Conversations With a Crypto Hacker

It started around 9PM on Wednesday night. I was in the office sitting at my desk when I received a Twitter message from a friend, we’ll call him Robert. On that night, Robert and I had a series of conversations where an urgent matter had compelled him to request that I send him Bitcoin. The screenshots in this post depict a conversation I had with the hacker that gained access to Robert’s Twitter account by means of a phone porting attack in conjunction with a phishing attack.

It began as a casual conversation. Robert had asked me for a huge favor. Prior to him indicating what the favor was, I offered to send a large amount of Bitcoin. Cryptocurrency savvy hackers will request payments in Bitcoin, although traceable and public, Bitcoin payments are instant and non-reversible making it a convenient choice.

The hacker joked, requesting a smaller amount of Bitcoin. At this point it was not clear whether Robert had been compromised as it appeared as a sarcastic response just as much as it appeared a legitimate request. Regardless, I agreed.

In order to continue the conversation, the hacker was provided with the impression that the funds had been sent to a pre-determined address. The hacker insisted on receiving a payment at an alternate Bitcoin address.
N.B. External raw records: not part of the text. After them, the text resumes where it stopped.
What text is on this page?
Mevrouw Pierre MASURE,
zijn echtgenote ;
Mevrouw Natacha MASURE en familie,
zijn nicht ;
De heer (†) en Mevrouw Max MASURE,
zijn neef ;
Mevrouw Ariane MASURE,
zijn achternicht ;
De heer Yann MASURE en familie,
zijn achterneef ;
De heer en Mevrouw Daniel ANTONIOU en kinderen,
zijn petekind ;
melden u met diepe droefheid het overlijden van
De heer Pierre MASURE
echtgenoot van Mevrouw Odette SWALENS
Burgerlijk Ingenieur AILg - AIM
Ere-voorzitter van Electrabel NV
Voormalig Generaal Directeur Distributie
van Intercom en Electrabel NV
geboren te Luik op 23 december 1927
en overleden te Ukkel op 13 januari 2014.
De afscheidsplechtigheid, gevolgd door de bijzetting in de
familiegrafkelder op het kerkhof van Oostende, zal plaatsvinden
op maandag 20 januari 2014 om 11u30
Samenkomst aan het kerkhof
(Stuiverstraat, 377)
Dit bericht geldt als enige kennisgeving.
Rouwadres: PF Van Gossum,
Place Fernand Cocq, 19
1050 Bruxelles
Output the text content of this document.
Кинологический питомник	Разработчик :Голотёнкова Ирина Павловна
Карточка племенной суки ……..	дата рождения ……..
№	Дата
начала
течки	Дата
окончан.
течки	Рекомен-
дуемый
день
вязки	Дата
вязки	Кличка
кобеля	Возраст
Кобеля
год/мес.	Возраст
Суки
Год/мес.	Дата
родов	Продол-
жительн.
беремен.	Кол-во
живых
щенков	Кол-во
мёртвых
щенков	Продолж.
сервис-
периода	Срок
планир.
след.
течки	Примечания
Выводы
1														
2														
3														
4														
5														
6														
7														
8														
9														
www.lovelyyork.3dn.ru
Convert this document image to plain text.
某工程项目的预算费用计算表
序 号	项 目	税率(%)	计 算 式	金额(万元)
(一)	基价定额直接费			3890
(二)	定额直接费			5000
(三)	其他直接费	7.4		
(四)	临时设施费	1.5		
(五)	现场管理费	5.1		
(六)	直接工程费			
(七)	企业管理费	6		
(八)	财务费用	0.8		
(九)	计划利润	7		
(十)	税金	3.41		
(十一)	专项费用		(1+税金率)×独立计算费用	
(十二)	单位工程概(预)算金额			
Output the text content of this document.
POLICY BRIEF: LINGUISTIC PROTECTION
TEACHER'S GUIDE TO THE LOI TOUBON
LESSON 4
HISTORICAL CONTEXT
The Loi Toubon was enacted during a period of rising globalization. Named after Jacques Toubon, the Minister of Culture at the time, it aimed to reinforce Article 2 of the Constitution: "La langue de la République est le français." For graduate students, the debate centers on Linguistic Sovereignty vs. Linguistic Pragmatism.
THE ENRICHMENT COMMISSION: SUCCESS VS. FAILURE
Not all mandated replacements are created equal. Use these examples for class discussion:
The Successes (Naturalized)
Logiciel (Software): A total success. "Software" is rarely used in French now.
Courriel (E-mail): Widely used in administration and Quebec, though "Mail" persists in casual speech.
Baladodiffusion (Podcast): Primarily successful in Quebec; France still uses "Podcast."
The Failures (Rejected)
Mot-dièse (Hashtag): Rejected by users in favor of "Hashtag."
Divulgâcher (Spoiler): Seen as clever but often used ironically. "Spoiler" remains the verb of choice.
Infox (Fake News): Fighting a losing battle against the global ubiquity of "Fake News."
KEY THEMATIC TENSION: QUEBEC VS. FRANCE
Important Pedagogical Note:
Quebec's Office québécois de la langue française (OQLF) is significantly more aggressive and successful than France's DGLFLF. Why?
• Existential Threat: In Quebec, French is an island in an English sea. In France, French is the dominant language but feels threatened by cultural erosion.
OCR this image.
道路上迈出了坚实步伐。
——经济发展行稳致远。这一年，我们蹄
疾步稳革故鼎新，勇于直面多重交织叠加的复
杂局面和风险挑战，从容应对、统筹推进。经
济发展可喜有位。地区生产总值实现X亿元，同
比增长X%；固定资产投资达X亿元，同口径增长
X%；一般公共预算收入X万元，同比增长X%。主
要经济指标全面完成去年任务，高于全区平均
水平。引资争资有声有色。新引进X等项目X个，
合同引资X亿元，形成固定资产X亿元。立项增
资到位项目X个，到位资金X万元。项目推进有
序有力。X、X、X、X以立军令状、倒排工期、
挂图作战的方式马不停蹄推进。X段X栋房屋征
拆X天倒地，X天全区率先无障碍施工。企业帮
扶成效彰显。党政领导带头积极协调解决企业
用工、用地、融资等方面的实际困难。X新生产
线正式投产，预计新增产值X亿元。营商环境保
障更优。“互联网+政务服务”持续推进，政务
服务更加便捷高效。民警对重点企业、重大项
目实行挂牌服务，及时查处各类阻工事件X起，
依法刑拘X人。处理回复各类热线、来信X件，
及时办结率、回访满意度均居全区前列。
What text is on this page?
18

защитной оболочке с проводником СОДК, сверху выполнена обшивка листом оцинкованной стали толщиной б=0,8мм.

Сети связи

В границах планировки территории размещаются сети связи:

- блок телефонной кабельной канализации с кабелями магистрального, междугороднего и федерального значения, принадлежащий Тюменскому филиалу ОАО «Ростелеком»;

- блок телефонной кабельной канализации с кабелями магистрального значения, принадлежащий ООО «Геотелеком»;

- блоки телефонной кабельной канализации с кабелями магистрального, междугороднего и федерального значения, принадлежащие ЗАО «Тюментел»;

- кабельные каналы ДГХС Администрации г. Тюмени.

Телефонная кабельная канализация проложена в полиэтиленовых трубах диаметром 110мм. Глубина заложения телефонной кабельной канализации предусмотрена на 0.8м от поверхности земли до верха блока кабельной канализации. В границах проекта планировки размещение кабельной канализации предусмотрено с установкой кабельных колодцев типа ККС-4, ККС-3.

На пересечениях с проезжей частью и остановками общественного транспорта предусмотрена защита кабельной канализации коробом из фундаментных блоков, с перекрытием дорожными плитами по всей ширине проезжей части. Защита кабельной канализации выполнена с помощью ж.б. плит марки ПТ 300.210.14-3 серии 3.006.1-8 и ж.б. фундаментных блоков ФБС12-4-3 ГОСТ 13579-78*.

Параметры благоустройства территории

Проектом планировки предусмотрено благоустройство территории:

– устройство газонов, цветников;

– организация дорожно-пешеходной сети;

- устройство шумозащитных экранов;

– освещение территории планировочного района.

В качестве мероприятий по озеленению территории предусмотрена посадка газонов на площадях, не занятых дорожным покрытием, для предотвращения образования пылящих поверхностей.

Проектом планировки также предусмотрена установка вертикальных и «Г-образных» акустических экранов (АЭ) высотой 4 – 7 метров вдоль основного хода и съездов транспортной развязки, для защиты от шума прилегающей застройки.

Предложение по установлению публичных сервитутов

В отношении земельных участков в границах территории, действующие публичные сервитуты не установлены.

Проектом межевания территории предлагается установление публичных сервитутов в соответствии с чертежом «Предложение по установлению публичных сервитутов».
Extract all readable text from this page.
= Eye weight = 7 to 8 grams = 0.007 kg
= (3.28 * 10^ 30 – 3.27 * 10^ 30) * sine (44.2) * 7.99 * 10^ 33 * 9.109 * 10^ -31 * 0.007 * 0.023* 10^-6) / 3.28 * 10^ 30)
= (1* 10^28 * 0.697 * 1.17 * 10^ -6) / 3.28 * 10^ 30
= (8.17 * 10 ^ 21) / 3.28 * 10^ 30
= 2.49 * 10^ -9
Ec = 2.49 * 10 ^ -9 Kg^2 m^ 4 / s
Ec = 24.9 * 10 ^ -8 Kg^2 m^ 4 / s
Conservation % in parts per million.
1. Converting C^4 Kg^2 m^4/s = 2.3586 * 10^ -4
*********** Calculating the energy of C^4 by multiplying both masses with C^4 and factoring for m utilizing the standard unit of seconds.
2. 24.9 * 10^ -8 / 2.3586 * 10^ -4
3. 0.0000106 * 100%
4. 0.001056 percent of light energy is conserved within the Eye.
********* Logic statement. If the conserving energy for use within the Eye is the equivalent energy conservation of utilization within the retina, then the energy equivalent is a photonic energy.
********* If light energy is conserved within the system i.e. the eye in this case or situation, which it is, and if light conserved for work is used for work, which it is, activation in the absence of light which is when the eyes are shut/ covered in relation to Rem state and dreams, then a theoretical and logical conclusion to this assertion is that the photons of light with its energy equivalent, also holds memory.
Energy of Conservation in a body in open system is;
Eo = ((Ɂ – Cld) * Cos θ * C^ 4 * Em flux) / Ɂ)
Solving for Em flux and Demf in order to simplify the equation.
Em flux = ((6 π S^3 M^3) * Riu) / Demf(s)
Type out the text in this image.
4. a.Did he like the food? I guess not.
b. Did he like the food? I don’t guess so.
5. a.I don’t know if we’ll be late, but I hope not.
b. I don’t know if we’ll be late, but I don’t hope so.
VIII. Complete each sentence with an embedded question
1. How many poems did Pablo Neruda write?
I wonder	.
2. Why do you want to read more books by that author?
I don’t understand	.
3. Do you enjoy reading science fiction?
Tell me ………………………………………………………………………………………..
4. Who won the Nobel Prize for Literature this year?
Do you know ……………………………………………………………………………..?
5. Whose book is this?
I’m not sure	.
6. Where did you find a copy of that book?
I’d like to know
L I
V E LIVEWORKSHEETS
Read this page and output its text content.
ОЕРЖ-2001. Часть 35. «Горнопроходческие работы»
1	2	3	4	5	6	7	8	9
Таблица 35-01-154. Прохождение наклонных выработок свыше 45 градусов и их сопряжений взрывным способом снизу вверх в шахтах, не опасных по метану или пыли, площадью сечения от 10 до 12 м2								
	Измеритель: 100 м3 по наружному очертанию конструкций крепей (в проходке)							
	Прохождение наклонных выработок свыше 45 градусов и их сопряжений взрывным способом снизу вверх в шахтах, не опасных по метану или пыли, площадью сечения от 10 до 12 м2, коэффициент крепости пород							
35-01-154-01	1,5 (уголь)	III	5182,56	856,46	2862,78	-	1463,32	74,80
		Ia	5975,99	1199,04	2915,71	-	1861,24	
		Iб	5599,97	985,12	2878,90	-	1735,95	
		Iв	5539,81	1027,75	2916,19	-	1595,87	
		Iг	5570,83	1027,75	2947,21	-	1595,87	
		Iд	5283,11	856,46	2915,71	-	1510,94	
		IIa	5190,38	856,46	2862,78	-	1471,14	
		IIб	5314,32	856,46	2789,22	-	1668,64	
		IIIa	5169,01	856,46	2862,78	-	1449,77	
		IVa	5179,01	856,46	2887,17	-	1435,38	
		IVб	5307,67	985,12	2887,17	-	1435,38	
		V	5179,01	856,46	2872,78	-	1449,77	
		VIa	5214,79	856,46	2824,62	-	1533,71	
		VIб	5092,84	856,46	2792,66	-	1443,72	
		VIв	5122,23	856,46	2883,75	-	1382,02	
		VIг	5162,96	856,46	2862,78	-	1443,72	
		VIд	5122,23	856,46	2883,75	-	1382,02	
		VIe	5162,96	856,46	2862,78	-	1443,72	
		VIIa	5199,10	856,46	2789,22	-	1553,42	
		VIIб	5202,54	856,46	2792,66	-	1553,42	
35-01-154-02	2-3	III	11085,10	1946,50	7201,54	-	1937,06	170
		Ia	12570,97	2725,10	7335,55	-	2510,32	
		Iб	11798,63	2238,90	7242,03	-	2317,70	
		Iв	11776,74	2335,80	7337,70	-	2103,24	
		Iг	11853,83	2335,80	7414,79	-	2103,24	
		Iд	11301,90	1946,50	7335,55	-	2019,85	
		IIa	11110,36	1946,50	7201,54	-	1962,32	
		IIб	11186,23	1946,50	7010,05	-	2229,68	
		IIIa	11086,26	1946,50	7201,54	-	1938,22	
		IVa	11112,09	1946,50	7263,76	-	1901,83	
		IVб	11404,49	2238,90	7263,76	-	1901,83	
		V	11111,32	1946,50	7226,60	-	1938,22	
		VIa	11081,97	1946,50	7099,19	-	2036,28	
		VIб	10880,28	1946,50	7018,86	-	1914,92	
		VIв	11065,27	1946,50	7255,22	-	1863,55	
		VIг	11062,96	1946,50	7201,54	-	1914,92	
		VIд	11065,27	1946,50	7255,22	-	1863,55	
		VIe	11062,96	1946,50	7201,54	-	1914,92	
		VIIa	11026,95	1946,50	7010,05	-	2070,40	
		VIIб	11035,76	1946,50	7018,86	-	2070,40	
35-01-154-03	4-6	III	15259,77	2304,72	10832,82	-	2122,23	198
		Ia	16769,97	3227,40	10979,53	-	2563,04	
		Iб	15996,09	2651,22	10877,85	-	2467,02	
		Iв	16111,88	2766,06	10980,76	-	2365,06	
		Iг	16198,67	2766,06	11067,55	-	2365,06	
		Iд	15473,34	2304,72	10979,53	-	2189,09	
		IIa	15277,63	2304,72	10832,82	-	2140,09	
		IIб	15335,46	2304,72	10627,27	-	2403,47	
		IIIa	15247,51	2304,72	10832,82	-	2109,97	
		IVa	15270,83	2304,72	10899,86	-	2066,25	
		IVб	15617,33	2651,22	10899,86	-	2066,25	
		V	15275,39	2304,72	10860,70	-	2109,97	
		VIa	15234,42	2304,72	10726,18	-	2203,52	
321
The hacker was provided with the impression that we were participating in an exclusive ICO presale. This was done in order to retrieve the hacker’s Ethereum address for a reason to be discussed later.

In exchange for my Bitcoin, I had requested that the hacker send me Ethereum.

The hacker was unimpressed. I located a recently sent transaction for around 10 BTC and sent hacker the transaction ID in order to prove that I had sent the funds. There was no way for the hacker to verify whether Robert and I had agreed to use that address through another means of communication.

Still, the hacker insisted.

After retrieving the hacker’s Ethereum address, it was time to reveal my cards.

There have been many high profile cryptocurrency hacks in 2017. It is common for a hacker or the general public to send what is known as a F*** Token into the compromised contract or address. This is a means by which a hacker can mark their territory and can be observed with The DAO contract.

With the hacker’s Ethereum address in play, I decided to purchase some F*** Tokens.

With the F*** Tokens in hand, the hacker was alerted that they received the Ethereum payment. The hacker had received 1 F***.

How to Protect Yourself

Unfortunately phone porting attacks have become all too common. The following guidelines can help reduce the risk of being subject to such an attack:

  1. Setup all of your accounts with a non-SMS based two-factor authentication mechanism like Google Authenticator or Yubikeys. Set this up on your email at the very least as it is the most common source of vulnerability.
  2. Use a password manager to auto-generate all of your passwords. If your username and password do not auto-populate in the username and password field, you are being phished.
  3. Always confirm cryptocurrency transactions through multiple channels, by email and by verbal communications.